21 September 2010
One of the most influential films in cinema history will sail into St Helier Harbour this week to treat movie fans to a nautical screening. The Duke of Normandy tug, more accustomed to riding the waves on pilotage duties, buoy and beacon maintenance, will beam the 1925 Soviet propaganda film, ‘Battleship Potemkin’, across the harbour on Sunday evening (26 September).
For the first time the Port of Jersey tug, the Duke of Normandy, will clear her decks and play host to a giant film screen. Boat owners are invited to moor their vessels alongside pontoons 4 and 5 and enjoy a unique experience afloat. Those who prefer dry land can park along the Albert Pier and watch from the comfort of their cars.
The Port of Jersey's Commercial Director, Myra Shacklady said “Over the years our marinas have played host to some unusual sights, ships and vessels, while our 7-tonne Duke of Normandy tug has helped out with everything from fires to rescues, but this is the first time she has screened a movie.

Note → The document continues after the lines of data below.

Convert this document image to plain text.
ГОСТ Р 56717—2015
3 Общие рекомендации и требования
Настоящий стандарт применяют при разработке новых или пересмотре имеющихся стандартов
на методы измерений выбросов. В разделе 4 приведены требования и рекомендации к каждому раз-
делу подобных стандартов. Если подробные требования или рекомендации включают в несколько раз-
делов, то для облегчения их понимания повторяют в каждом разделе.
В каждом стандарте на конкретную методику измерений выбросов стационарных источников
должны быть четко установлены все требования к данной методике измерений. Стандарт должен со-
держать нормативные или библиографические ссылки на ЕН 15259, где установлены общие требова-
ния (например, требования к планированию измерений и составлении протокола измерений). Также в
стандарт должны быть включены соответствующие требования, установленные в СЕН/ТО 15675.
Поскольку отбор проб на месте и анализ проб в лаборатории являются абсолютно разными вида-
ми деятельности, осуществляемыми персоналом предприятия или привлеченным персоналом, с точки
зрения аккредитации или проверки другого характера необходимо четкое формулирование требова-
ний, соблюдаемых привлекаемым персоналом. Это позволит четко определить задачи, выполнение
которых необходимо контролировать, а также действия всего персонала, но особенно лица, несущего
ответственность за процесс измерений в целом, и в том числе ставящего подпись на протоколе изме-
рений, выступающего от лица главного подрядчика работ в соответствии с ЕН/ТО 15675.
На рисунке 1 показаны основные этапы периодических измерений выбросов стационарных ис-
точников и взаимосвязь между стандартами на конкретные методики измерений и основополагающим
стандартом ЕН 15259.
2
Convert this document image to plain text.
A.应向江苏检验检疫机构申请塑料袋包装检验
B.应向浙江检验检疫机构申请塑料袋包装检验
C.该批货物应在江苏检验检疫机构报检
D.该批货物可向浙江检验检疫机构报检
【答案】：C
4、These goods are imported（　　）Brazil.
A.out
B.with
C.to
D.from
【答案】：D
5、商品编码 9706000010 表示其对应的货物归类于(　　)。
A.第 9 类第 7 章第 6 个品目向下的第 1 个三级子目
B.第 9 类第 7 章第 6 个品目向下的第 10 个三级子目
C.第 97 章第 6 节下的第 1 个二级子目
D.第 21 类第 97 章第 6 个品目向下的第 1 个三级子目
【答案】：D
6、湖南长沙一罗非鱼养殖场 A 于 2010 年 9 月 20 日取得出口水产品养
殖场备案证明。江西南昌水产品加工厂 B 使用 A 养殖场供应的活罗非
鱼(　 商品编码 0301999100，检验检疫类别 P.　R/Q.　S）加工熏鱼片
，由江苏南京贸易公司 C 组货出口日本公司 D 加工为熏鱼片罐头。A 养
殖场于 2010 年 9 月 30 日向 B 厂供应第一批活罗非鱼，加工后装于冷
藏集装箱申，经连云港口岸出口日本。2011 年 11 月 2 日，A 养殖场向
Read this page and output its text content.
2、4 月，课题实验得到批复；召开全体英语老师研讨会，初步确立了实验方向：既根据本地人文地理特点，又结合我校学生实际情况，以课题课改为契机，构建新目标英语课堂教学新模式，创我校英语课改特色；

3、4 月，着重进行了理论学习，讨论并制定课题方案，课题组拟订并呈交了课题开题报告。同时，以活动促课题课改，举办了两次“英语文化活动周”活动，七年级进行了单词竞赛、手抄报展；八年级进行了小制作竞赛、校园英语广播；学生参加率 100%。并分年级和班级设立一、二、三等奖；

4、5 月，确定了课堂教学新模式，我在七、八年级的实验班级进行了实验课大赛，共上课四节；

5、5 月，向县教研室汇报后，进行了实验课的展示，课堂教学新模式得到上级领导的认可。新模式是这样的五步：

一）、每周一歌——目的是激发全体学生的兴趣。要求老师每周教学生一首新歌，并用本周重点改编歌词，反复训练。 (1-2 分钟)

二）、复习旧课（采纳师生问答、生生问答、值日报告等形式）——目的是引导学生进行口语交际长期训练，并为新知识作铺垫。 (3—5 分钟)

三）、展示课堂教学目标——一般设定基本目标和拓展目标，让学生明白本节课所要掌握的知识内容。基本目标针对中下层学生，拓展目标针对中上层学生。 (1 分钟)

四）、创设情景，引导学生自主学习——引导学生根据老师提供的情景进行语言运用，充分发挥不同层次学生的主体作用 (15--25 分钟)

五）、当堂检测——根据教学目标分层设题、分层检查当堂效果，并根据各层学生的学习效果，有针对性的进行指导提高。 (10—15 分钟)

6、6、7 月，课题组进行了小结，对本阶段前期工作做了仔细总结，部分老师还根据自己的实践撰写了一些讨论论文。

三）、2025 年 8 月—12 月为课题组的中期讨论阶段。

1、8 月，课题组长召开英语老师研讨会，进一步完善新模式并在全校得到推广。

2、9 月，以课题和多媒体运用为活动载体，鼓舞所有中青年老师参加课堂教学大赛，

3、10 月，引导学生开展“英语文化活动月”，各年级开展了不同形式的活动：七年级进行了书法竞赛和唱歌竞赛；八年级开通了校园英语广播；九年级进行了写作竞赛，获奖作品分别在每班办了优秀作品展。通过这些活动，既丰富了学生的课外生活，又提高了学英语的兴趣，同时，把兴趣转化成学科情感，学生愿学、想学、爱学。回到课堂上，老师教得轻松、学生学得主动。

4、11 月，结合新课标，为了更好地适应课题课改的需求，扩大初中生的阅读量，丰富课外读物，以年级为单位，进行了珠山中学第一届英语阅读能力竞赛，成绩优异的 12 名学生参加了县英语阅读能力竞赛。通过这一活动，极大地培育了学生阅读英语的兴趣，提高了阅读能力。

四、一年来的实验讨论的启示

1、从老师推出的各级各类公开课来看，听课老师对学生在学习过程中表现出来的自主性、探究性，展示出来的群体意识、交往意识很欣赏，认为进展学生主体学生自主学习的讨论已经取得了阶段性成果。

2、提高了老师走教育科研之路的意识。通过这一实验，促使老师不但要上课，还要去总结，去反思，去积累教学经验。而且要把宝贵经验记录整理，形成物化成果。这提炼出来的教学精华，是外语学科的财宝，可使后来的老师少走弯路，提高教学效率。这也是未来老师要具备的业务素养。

"We are delighted to be involved in the Branchage Festival and are looking forward to hosting the Island’s very first ‘sail-in.’ We hope people who love the sea will share this unique experience.”
The classic Sergei Eisenstein film, 'Battleship Potemkin', is regarded as one of the most influential movies of all time and was rated among the top ten films that changed the world by the British Film Institute during the centenary celebrations of cinema in 1995.
Over the decades directors – like Brian Di Palma in 'The Untouchables' – have paid homage to Eisenstein by copying the classic scene of the massacre on the Odessa Steps.
The silent film will be brought to life by French musical duo, ‘Zombie Zombie.’ Etienne Jaumet and Cosmic Neman made their recording debut in 2006 and premiered the Battleship Potemkin soundtrack in Paris in 2009, before taking it to the British Film Institute in London in the summer of 2010.
Festival spokesman, Chris Bell, said: "This is a really exciting event for Branchage and is another example of our ongoing commitment to push the boat out - literally in this case - with an exciting programme of unusual events.
"A sail-in cinema is a first for the Island as far as I'm aware, and I can't think of a better way to spend a Sunday evening than enjoying this spectacular film, from the comfort of your boat, or from the side of the pier. It's certainly not something that happens every day.
“This should appeal to people of all ages. For fans of classic cinema, it doesn't get much more classic than this 1925 Russian propaganda film, and for young music fans, this will be an audiovisual delight: 'Zombie Zombie' are one of the most exciting and original bands in Europe.”